Consider the following minimal example:
#include <iostream>
using namespace std;
class myostream : public ostream {
public:
myostream(ostream const &other) :
ostream(other.rdbuf())
{ }
};
int main() {
cout << "hello world" << endl;
myostream s(cout);
s << "hello world" << endl;
myostream(cout) << "hello world" << endl;
}
The output, both on g++ and on Visual C++, is
hello world
hello world
0x4012a4
The version that writes to a temporary object, myostream(cout), appears to prefer the member operator ostream::operator<<(void *), instead of the free operator operator<<(ostream &, char *). It seems to make a difference whether or not the object has a name.
Why does this happen? And how do I prevent this behaviour?

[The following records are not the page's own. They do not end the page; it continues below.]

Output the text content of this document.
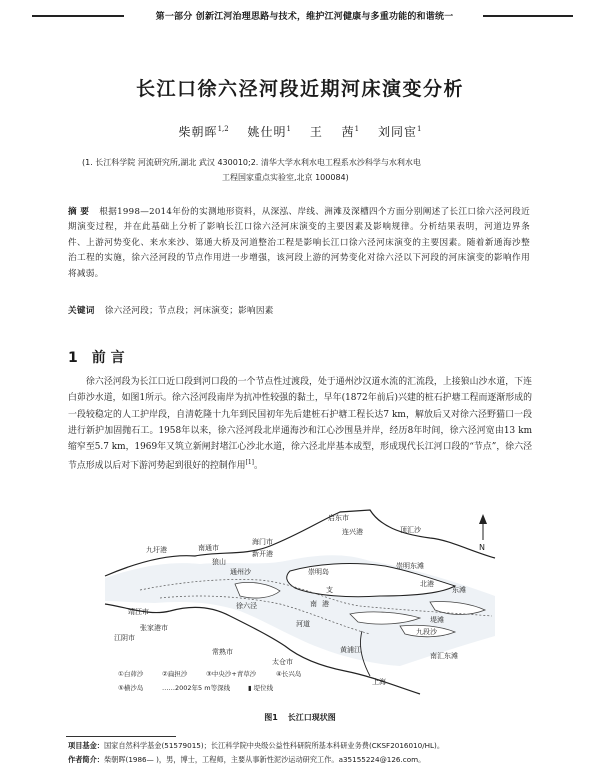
第一部分 创新江河治理思路与技术，维护江河健康与多重功能的和谐统一
长江口徐六泾河段近期河床演变分析
柴朝晖$^{1,2}$ 姚仕明$^1$ 王 茜$^1$ 刘同宦$^1$
(1. 长江科学院 河流研究所,湖北 武汉 430010;2. 清华大学水利水电工程系水沙科学与水利水电
工程国家重点实验室,北京 100084)
摘 要 根据1998—2014年份的实测地形资料，从深泓、岸线、洲滩及深槽四个方面分别阐述了长江口徐六泾河段近期演变过程，并在此基础上分析了影响长江口徐六泾河床演变的主要因素及影响规律。分析结果表明，河道边界条件、上游河势变化、来水来沙、第通大桥及河道整治工程是影响长江口徐六泾河床演变的主要因素。随着新通海沙整治工程的实施，徐六泾河段的节点作用进一步增强，该河段上游的河势变化对徐六泾以下河段的河床演变的影响作用将减弱。
关键词 徐六泾河段；节点段；河床演变；影响因素
1 前 言
徐六泾河段为长江口近口段到河口段的一个节点性过渡段，处于通州沙汉道水流的汇流段，上接狼山沙水道，下连白茆沙水道，如图1所示。徐六泾河段南岸为抗冲性较强的黏土，早年(1872年前后)兴建的桩石护塘工程而逐渐形成的一段较稳定的人工护岸段，自清乾隆十九年到民国初年先后建桩石护塘工程长达7 km，解放后又对徐六泾野猫口一段进行新护加固抛石工。1958年以来，徐六泾河段北岸通海沙和江心沙围垦并岸，经历8年时间，徐六泾河宽由13 km缩窄至5.7 km，1969年又筑立新闸封堵江心沙北水道，徐六泾北岸基本成型，形成现代长江河口段的“节点”，徐六泾节点形成以后对下游河势起到很好的控制作用[1]。
N
启东市
连兴港	顶汇沙
九圩港	南通市
海门市
新开港
狼山
崇明岛
崇明东滩
通州沙
徐六泾
北港
东滩
靖江市
张家港市
江阴市
常熟市
太仓市
九段沙
南汇东滩
上海
黄浦江
南 港
支
河道	堤滩
①白茆沙	②扁担沙	③中央沙+青草沙	④长兴岛
⑤横沙岛	……2002年5 m等深线	▮ 堤位线
图1 长江口现状图
项目基金：国家自然科学基金(51579015)；长江科学院中央级公益性科研院所基本科研业务费(CKSF2016010/HL)。
作者简介：柴朝晖(1986— )，男，博士，工程师，主要从事新性泥沙运动研究工作。a35155224@126.com。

Edit: Why it happens is now clear from various answers. As to how to prevent this, the following seems appealing:
class myostream : public ostream {
public:
// ...
myostream &operator<<(char const *str) {
std::operator<<(*this, str);
return *this;
}
};
However, this results in all kinds of ambiguities.
rvalues can't be bound to non-const reference. So in your example the temporary of type ostream can't be the first argument of free operator<<(std::ostream&, char const*) and what is used is the member operator<<(void*).
If you need it, you can add a call such as
myostream(cout).flush() << "foo";
which will transform the rvalue into a reference.
Note that in C++0X, the introduction of rvalue reference will allow to provide overload of operator<< taking rvalue references as parameter, solving the root cause of the issue.